Note:  This can take up to 15 minutes, depending on your machine type. The more cores you have, the faster the data will load. Generally, when using the -c option, the number of input files to the vwload command should equal the number of physical cores (not virtual cores) on the machine.
To display the number of rows in the ontime table
1. At the $ prompt, enter:
echo "select count(*) from ontime\g" | sql demodb
2. Verify that the table contains over 175 million rows.
You may now optimize the data.
Optimize the Data by Generating Statistics
Vector has a sophisticated cost-based optimizer that uses statistics to optimize queries. We recommend that you collect statistics upon initially loading data and after any subsequent changes to the data.
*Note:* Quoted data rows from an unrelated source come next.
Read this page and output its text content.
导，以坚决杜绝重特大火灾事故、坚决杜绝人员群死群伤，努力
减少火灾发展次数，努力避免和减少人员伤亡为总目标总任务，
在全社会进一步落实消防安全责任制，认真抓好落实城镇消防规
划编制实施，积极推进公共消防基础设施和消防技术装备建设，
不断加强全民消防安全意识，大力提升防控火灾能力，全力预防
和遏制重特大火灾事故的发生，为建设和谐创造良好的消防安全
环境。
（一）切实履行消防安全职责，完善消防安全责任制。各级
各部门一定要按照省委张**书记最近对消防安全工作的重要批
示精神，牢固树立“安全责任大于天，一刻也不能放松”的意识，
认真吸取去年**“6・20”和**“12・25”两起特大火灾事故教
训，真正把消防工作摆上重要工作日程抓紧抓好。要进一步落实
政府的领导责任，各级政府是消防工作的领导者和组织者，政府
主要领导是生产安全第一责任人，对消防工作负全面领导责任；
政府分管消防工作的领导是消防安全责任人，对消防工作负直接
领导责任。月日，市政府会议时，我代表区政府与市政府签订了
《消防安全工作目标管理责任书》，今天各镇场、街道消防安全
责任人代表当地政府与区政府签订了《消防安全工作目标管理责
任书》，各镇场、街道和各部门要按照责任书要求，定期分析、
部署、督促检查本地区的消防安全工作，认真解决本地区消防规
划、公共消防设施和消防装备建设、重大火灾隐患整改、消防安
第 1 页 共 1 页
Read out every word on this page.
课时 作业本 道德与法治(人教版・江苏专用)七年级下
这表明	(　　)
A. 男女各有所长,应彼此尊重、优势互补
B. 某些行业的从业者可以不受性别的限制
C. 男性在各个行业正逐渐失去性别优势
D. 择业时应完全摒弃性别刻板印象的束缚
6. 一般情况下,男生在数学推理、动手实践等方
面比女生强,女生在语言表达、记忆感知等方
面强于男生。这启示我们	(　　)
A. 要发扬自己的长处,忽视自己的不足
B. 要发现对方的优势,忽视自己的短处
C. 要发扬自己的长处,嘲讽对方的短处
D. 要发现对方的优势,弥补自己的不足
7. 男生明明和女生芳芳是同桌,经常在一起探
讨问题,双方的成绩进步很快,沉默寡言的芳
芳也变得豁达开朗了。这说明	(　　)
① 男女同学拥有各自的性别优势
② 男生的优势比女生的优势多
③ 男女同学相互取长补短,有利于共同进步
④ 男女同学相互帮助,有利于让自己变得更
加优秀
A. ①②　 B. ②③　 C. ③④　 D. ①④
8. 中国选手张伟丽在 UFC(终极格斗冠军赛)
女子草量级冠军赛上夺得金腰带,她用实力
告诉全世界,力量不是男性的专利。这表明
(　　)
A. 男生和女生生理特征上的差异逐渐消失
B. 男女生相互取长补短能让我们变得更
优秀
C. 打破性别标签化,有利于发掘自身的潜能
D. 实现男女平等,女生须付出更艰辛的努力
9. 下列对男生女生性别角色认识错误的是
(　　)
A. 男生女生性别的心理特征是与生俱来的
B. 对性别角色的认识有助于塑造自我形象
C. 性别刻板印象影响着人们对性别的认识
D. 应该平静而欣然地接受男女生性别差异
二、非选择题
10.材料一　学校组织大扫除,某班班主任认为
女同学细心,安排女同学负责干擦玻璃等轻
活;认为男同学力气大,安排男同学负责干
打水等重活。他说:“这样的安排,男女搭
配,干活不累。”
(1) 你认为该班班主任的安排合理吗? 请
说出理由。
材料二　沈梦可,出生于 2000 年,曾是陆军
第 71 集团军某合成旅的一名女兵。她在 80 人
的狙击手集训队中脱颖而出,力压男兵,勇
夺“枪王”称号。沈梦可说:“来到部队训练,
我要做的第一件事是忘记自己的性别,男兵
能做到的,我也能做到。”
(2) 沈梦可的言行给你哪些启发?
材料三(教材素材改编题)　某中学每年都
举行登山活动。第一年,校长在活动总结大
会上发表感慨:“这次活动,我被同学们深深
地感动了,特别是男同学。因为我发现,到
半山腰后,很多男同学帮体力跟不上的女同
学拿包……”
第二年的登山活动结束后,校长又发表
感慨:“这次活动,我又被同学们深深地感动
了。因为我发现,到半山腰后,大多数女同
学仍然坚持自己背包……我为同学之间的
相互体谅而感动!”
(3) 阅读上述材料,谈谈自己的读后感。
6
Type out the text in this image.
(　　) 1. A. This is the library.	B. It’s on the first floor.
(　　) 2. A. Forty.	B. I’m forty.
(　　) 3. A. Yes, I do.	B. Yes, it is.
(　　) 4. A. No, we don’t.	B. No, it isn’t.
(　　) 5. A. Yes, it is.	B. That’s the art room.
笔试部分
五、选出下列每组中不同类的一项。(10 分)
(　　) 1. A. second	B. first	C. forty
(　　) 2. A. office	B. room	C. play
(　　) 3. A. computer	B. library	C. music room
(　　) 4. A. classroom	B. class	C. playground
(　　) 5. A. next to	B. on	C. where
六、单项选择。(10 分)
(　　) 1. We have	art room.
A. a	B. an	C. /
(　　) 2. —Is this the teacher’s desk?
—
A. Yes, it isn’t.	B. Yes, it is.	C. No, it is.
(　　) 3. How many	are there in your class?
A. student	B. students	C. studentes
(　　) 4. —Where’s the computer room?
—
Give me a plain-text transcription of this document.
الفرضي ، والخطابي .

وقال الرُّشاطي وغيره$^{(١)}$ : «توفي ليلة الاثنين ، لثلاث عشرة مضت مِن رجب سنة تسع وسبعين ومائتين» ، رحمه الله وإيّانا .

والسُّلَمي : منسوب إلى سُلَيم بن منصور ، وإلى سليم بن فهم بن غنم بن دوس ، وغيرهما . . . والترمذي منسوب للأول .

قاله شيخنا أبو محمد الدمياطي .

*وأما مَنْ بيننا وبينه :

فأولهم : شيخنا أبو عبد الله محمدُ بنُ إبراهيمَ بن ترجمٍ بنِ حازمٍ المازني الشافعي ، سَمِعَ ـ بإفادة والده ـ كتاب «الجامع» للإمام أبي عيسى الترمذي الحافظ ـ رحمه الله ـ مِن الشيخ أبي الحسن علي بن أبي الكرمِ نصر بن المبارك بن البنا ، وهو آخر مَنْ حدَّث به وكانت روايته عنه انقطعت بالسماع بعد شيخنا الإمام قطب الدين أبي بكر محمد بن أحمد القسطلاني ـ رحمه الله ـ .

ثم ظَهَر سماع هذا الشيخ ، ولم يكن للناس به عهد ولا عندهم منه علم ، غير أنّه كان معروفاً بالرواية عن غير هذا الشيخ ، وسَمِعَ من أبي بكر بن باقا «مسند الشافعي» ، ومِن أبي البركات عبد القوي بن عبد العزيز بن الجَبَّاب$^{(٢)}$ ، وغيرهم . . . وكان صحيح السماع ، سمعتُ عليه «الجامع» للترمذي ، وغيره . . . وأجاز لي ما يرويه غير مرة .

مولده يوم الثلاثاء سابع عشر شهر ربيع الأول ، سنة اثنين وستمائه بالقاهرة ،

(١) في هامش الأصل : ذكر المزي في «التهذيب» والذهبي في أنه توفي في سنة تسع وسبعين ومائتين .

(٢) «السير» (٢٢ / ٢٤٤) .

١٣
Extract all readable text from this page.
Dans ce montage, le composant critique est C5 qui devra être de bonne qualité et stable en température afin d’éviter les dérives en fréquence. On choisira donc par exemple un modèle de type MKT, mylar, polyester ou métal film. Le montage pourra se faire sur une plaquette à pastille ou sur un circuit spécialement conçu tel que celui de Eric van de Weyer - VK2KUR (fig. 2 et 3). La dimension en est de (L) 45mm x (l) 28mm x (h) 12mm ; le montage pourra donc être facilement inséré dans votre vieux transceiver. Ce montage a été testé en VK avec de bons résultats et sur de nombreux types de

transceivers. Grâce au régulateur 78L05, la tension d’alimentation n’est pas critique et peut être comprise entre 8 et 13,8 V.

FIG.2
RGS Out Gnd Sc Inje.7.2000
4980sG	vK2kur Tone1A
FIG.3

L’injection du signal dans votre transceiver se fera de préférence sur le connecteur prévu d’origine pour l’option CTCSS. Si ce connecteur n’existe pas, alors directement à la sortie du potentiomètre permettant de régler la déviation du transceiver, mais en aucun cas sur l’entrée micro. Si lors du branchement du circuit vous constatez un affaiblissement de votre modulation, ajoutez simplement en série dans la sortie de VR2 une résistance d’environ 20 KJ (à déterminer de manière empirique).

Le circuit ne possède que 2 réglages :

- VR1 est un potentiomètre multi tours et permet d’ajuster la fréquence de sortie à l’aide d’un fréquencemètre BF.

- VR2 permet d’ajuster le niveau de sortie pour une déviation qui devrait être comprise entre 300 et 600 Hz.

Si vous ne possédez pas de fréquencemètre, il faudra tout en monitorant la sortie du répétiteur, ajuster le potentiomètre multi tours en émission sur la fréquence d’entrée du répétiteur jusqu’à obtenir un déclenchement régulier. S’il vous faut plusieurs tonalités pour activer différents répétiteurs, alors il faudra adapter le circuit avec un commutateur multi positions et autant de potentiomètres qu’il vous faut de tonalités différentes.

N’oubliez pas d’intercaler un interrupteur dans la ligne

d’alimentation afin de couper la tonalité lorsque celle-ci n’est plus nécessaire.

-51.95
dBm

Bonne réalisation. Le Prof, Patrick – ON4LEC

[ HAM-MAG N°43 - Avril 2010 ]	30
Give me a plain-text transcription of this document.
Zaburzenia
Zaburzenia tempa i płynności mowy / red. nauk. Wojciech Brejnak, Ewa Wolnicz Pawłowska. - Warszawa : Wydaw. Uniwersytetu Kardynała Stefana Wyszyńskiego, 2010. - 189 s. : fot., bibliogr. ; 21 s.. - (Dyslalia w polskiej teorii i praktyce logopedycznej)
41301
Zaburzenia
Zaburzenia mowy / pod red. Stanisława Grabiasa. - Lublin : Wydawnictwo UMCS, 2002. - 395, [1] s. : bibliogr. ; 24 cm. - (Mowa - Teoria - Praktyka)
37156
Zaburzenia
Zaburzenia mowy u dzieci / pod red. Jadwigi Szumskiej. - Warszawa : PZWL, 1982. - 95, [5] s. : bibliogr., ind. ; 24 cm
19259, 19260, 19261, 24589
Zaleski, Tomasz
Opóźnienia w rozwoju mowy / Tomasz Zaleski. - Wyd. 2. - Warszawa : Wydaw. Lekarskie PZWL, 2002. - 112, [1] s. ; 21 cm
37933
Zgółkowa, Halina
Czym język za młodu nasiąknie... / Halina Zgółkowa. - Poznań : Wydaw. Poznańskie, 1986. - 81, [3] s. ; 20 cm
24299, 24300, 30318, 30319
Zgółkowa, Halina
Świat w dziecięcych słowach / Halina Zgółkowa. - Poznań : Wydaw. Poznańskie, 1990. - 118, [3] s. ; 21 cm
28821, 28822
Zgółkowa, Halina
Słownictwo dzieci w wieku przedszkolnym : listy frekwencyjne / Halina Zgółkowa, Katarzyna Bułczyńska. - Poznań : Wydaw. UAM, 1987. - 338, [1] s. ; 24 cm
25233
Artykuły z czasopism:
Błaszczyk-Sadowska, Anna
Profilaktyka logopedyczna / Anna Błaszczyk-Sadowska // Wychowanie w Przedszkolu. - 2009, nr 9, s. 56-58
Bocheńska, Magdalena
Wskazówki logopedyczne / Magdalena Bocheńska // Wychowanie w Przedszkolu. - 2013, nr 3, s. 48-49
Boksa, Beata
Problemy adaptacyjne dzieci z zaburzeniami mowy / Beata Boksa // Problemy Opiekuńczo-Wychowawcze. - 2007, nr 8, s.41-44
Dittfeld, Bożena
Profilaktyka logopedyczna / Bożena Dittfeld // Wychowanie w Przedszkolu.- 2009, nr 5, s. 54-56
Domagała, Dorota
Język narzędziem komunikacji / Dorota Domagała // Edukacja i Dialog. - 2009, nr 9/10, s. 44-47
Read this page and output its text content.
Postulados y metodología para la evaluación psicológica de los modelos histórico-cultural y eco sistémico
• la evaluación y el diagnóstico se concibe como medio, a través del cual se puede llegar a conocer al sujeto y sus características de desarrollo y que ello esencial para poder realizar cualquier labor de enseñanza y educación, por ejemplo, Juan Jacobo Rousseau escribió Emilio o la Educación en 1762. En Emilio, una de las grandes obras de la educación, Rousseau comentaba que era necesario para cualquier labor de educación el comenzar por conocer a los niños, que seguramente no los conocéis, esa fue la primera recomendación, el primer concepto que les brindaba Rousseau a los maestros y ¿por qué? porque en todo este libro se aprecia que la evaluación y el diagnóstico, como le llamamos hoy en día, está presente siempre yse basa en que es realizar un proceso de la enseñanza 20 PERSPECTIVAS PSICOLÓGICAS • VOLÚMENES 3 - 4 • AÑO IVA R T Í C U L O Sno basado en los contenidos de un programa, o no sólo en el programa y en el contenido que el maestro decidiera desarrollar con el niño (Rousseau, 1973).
There are several ways to collect statistics, but for this exercise you will use the command-line utility, optimizedb.
To generate statistics
Enter the following at the $ prompt:
optimizedb demodb
Using vector processing, statistics are generated for both the ontime and carriers tables.
For more information about optimizedb, see optimizedb command.
Run More Queries
After loading and optimizing data, run some of the queries against demodb using Director or the Vector CLI. See More Sample Queries.
Check execution time to see how fast they run.
Note:  Vector will automatically tune itself to the number of cores and memory on the machine and will use more resources where it can to scale. You may shut down the instance and resize it to a larger number of cores and check the query times again.